Equally important, when it comes to holding big, sticky, complicated conversations, you don’t have to leap out of a plane without a parachute. Nobody’s asking you to take a terrible and irreversible risk. Here’s why. The first two skills, “choose if and what” and “master my stories,” take place in the confines (and safety) of your own head. By stepping up to problems that should be handled and picking the right one, you’re ensuring that your effort is worthwhile. By doing your best to keep your emotions under control, you’re taking an important step toward acting rationally and reducing resistance and defensiveness. Once again, this is all done before you say a single word. No risk there. Also, these actions alone keep you from charging in and ruining the conversation with your first sentence. This alone doubles your chances of success.

You then move from thinking to talking by discreetly and calmly describing the gap. This is the first time you’re exposing yourself to any risk whatsoever. But you’re doing your best to describe behaviors, not share ugly conclusions. You’re a scientist, not a critic or judge. This humanistic approach helps keep the conversation professional and objective.

Now, after sharing one sentence or possibly two, you end with a question, not an accusation. You’re not three sentences into the conversation, and you’ve paused to listen to the other person. This too minimizes the risk. You’ve observed some things, and you’re wondering what’s really going on. What’s the other person’s view?

What if the other person takes offense or maybe even becomes angry and abusive? You can stop and deal with the new problem, or if you’re feeling befuddled, you can always take a strategic delay. Back off and take time to rethink your approach. This is a conversation, not a gauntlet. It has exit points.

Let’s say the other person responds favorably. He or she doesn’t explode or become offended, but merely explains what’s happening. He or she is either unable or unmotivated to keep the broken commitment. Or maybe both. That’s it.

Consider motivation. This isn’t particularly dangerous either. You’re not trying to motivate others. You’re not trying to figure out how to generate enough power to force others to comply. Best of all, you’re not trying to change underlying, immutable personalities.
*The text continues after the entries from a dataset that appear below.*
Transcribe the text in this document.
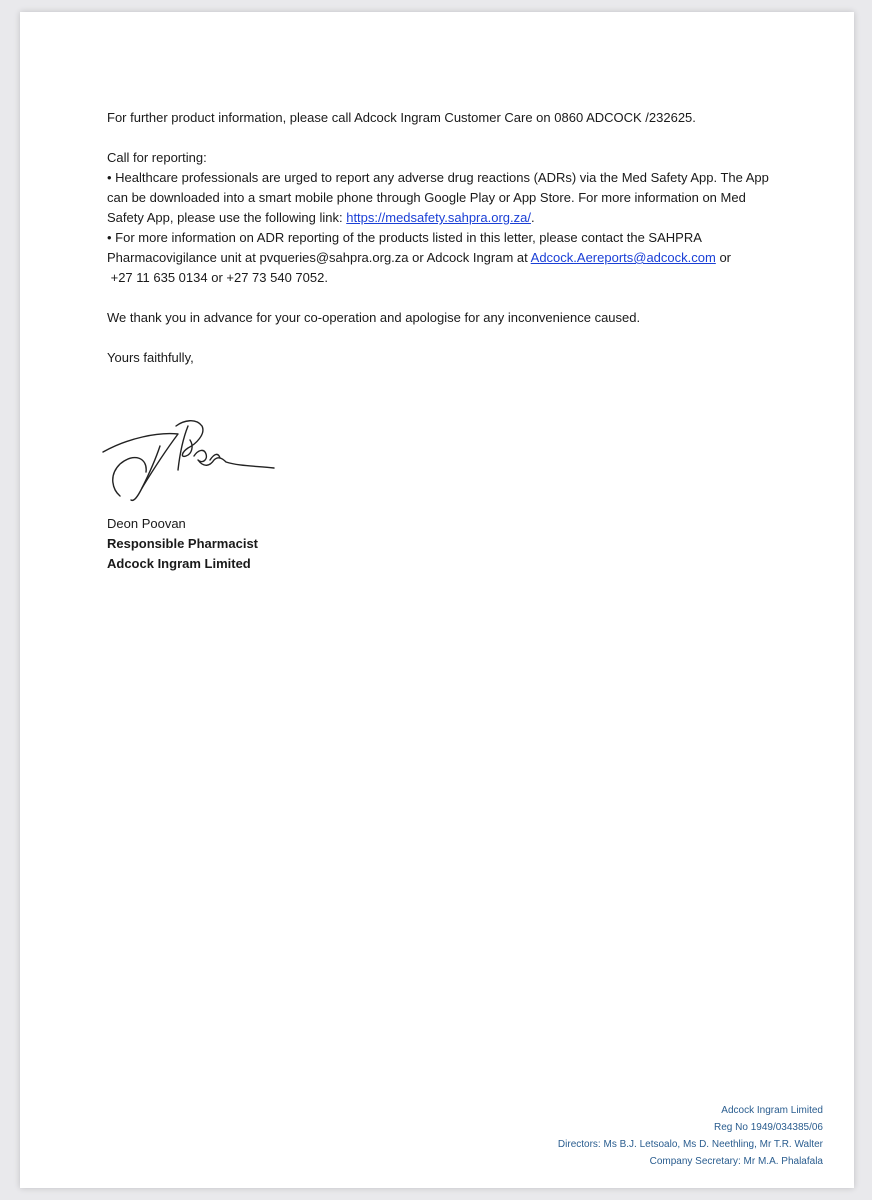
For further product information, please call Adcock Ingram Customer Care on 0860 ADCOCK /232625.
Call for reporting:
• Healthcare professionals are urged to report any adverse drug reactions (ADRs) via the Med Safety App. The App
can be downloaded into a smart mobile phone through Google Play or App Store. For more information on Med
Safety App, please use the following link: https://medsafety.sahpra.org.za/.
• For more information on ADR reporting of the products listed in this letter, please contact the SAHPRA
Pharmacovigilance unit at pvqueries@sahpra.org.za or Adcock Ingram at Adcock.Aereports@adcock.com or
+27 11 635 0134 or +27 73 540 7052.
We thank you in advance for your co-operation and apologise for any inconvenience caused.
Yours faithfully,
Deon Poovan
Responsible Pharmacist
Adcock Ingram Limited
Adcock Ingram Limited
Reg No 1949/034385/06
Directors: Ms B.J. Letsoalo, Ms D. Neethling, Mr T.R. Walter
Company Secretary: Mr M.A. Phalafala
Your job is simply to make it motivating.

To do this, you jointly explore the forces that cause the task to be motivating or not motivating. This requires you to do nothing more than share natural consequences and listen for the other person to share any additional consequences you may not be aware of. You don’t have to pummel people into submission. You may even choose to back off from your original request if it becomes clear that continuing on the original course doesn’t make sense. You too can be influenced. When it comes to motivation, you’re relying on dialogue, not diatribe.